To determine the feasibility of using time-resolved 3D-digital subtraction angiography (4D-DSA) for quantifying changes in hepatic arterial blood flow and velocity during transarterial embolization.

MATERIALS AND METHODS

Hepatic arteriography and selective transarterial embolization were performed in 4 female domestic swine (mean weight, 54 kg) using 100-300-μm microspheres. Conventional 2D and 4D-DSA were performed before, during, and after each embolization.
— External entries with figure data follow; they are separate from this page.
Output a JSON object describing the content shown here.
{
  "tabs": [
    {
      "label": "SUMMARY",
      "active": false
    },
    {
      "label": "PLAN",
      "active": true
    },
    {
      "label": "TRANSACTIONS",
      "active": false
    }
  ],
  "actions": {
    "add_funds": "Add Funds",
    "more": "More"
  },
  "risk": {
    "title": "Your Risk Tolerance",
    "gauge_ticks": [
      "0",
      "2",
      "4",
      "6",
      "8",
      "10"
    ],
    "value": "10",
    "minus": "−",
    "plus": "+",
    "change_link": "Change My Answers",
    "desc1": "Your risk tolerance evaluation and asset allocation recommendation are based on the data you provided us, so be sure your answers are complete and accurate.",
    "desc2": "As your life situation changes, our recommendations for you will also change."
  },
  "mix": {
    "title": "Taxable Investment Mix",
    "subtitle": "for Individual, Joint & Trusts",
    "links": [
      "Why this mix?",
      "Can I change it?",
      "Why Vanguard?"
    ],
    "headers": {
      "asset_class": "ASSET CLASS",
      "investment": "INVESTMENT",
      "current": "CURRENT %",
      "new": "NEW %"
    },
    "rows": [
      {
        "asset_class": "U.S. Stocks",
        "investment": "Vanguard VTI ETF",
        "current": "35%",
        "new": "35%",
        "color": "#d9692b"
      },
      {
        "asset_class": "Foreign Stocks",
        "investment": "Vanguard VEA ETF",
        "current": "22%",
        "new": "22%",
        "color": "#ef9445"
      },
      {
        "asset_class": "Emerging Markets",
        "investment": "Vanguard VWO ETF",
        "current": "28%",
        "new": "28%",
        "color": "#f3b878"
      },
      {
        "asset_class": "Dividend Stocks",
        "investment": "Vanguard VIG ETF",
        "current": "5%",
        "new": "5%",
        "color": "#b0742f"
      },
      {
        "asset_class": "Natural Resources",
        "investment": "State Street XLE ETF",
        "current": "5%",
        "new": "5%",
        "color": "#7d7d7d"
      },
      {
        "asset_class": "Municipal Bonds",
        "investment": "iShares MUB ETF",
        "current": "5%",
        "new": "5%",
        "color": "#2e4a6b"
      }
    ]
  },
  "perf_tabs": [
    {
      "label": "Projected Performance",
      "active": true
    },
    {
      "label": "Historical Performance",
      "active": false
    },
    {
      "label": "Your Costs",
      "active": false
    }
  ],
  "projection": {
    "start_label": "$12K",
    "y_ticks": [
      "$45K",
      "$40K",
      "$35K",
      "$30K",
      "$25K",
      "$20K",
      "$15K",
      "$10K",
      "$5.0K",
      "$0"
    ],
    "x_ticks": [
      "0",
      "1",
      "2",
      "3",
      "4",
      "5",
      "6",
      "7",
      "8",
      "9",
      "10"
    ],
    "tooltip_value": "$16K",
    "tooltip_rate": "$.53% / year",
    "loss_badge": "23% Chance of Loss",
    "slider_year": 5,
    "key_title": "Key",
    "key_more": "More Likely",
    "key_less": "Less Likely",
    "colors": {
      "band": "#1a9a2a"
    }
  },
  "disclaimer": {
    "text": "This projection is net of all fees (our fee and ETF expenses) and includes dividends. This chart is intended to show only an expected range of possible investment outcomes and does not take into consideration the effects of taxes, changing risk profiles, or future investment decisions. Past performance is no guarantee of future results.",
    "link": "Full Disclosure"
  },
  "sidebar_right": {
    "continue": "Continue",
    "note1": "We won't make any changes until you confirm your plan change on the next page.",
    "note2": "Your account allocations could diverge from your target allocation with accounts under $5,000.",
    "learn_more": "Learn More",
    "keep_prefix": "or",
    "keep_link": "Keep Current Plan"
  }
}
From the 4D-DSA reconstructions, blood flow and velocity values were calculated for hepatic arterial branches using a pulsatility-based algorithm. 4D-DSA velocity values were compared to those measured using an intravascular Doppler wire with a linear regression analysis. Paired t-tests were used to compare data before and after embolization.

RESULTS

There was a weak-to-moderate but statistically significant correlation of flow velocities measured with 4D-DSA and the Doppler wire (r = 0.35, n = 39, P = .012). For vessels with high pulsatility, the correlation was higher (r = 0.64, n = 11, P = .034), and the relationship between 4D-DSA and the Doppler wire fit a linear model with a positive bias toward the Doppler wire (failed to reject at 95% confidence level, P = .208). 4D-DSA performed after partial embolization showed a reduction in velocity in the embolized hepatic arteries compared to pre-embolization (mean, 3.96 ± 0.74 vs 11.8 2± 2.15 cm/s, P = .006).

CONCLUSION

Quantitative 4D-DSA can depict changes in hepatic arterial blood velocity during transarterial embolization in a swine model. Further work is needed to optimize 4D-DSA acquisitions and to investigate its applicability in humans.

摘要

目的

确定使用时间分辨三维数字减影血管造影(4D-DSA)定量评估经动脉栓塞治疗期间肝动脉血流和速度变化的可行性。

材料与方法

对 4 头雌性家猪(平均体重 54 千克)进行肝动脉造影和选择性经动脉栓塞治疗,使用 100-300μm 微球。在每次栓塞前后进行常规二维和 4D-DSA 检查。从 4D-DSA 重建中,使用基于脉动的算法计算肝动脉分支的血流和速度值。使用线性回归分析比较 4D-DSA 速度值与血管内多普勒导丝测量值。采用配对 t 检验比较栓塞前后的数据。

结果

4D-DSA 测量的流速与多普勒导丝之间存在弱到中度的相关性,但具有统计学意义(r=0.35,n=39,P=0.012)。对于脉动较高的血管,相关性更高(r=0.64,n=11,P=0.034),4D-DSA 与多普勒导丝之间的关系符合线性模型,且向多普勒导丝呈正偏倚(在 95%置信水平下未被拒绝,P=0.208)。部分栓塞后进行的 4D-DSA 显示栓塞肝动脉的速度较栓塞前降低(平均 3.96±0.74 比 11.82±2.15cm/s,P=0.006)。

结论

定量 4D-DSA 可以在猪模型中描绘经动脉栓塞治疗期间肝动脉血流速度的变化。需要进一步优化 4D-DSA 采集,并研究其在人体中的适用性。